Athen. . Griechenland macht mit seiner Drohung ernst: Finanzminister Evangelos Venizelos veröffentlichte eine Liste mit den größten Steuersündern des Landes. Die 4152 Personen schulden dem Staat fast 15 Milliarden Euro. Das sind im Schnitt 3,6 Millionen Euro.

Der griechische Finanzminister Evangelos Venizelos nennt es die „Liste der Schande“: 4.152 Namen von Griechinnen und Griechen, die dem Fiskus zusammen 14,877 Milliarden Euro schulden. Das entspricht immerhin sieben Prozent der Jahreswirtschaftsleistung oder mehr als zwei Drittel des letztjährigen Haushaltsdefizits.

Mitte November 2011 hatte der Minister den säumigen Zahlern eine letzte, zehntägige Frist gesetzt, ihre Steuerschulden zu begleichen. Sonst, so die Drohung, würden ihre Namen veröffentlicht. Einige hundert Schuldner eilten daraufhin zu den Finanzämtern, um ihre Außenstände zu begleichen. Jene, die diese letzte Frist ungenutzt verstreichen ließen, finden sich jetzt auf der „Liste der Schande“ wieder, die das Finanzministerium am Sonntagabend ins Internet stellte. Die Veröffentlichung verzögerte sich, weil erst die Datenschutzbehörden grünes Licht geben mussten.

Finanzverwaltung lange Jahre untätig

Unter den angeprangerten Steuersündern sind bekannte Unternehmer, Sportler und Künstler, wie Tolis Voskopoulos, der „griechische Rex Gildo“. Der Schlagerstar machte vor einiger Zeit Schlagzeilen, als sich herausstellte, dass er Jahrzehnte lang überhaupt keine Steuererklärung abgegeben hatte. Die Steuerschulden und Strafgelder summierten sich zum Schluss auf 5,5 Millionen Euro.

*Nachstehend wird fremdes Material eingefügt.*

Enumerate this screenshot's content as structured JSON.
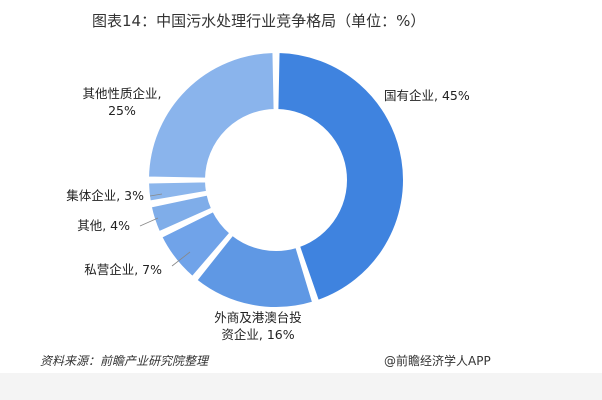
{
  "title": "图表14：中国污水处理行业竞争格局（单位：%）",
  "source": "资料来源：前瞻产业研究院整理",
  "brand": "@前瞻经济学人APP",
  "chart_data": {
    "type": "pie",
    "donut": true,
    "title": "图表14：中国污水处理行业竞争格局（单位：%）",
    "unit": "%",
    "slices": [
      {
        "label": "国有企业",
        "value": 45,
        "label_lines": [
          "国有企业, 45%"
        ],
        "color": "#3f83df"
      },
      {
        "label": "外商及港澳台投资企业",
        "value": 16,
        "label_lines": [
          "外商及港澳台投",
          "资企业, 16%"
        ],
        "color": "#5f98e4"
      },
      {
        "label": "私营企业",
        "value": 7,
        "label_lines": [
          "私营企业, 7%"
        ],
        "color": "#70a3e9"
      },
      {
        "label": "其他",
        "value": 4,
        "label_lines": [
          "其他, 4%"
        ],
        "color": "#7fade9"
      },
      {
        "label": "集体企业",
        "value": 3,
        "label_lines": [
          "集体企业, 3%"
        ],
        "color": "#8cb6ec"
      },
      {
        "label": "其他性质企业",
        "value": 25,
        "label_lines": [
          "其他性质企业,",
          "25%"
        ],
        "color": "#8ab4ec"
      }
    ]
  }
}
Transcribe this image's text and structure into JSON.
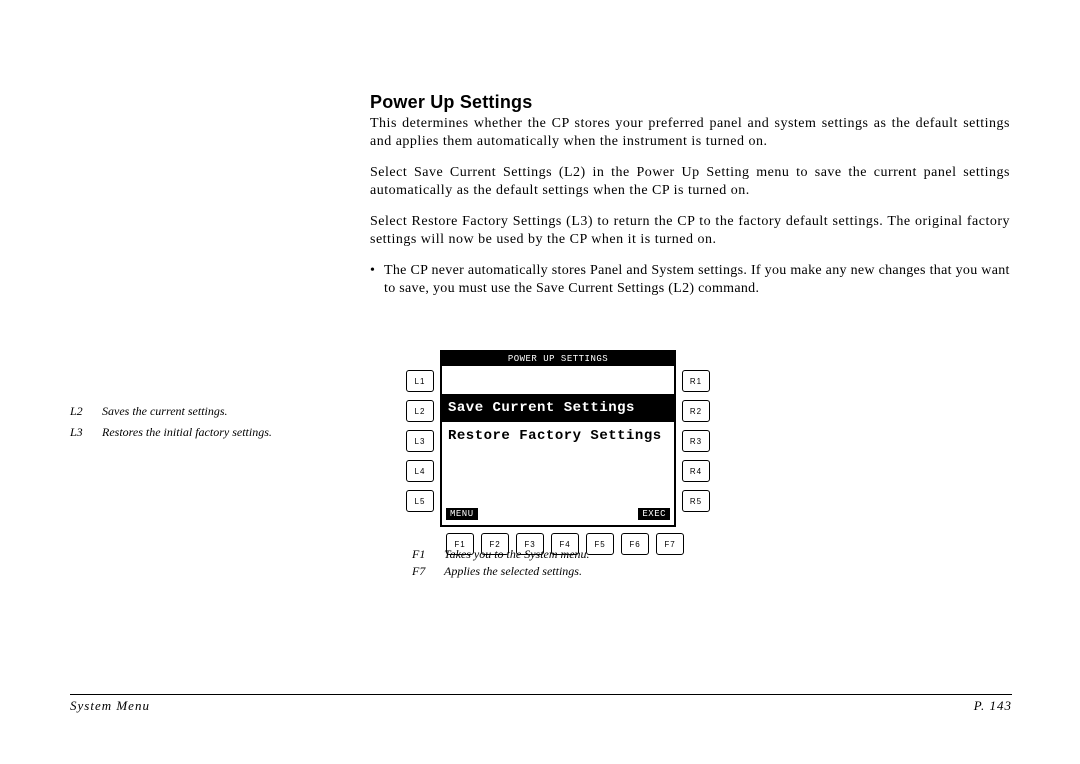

Seit 1993 konnte oder wollte die Finanzverwaltung die Schulden nicht eintreiben. Inzwischen hat der Fiskus unter dem Druck der Medien einige Villen des 72-jährigen Sängers beschlagnahmt und zwangsversteigert. Voskopoulos steht jetzt „nur“ noch mit 515.000 Euro in der Kreide.

Der Fall Voskopoulos ist insofern exemplarisch, als er die Dreistigkeit vieler Steuerhinterzieher illustriert, aber auch die Unfähigkeit oder die mangelnde Entschlossenheit des griechischen Fiskus, ausstehende Gelder einzutreiben.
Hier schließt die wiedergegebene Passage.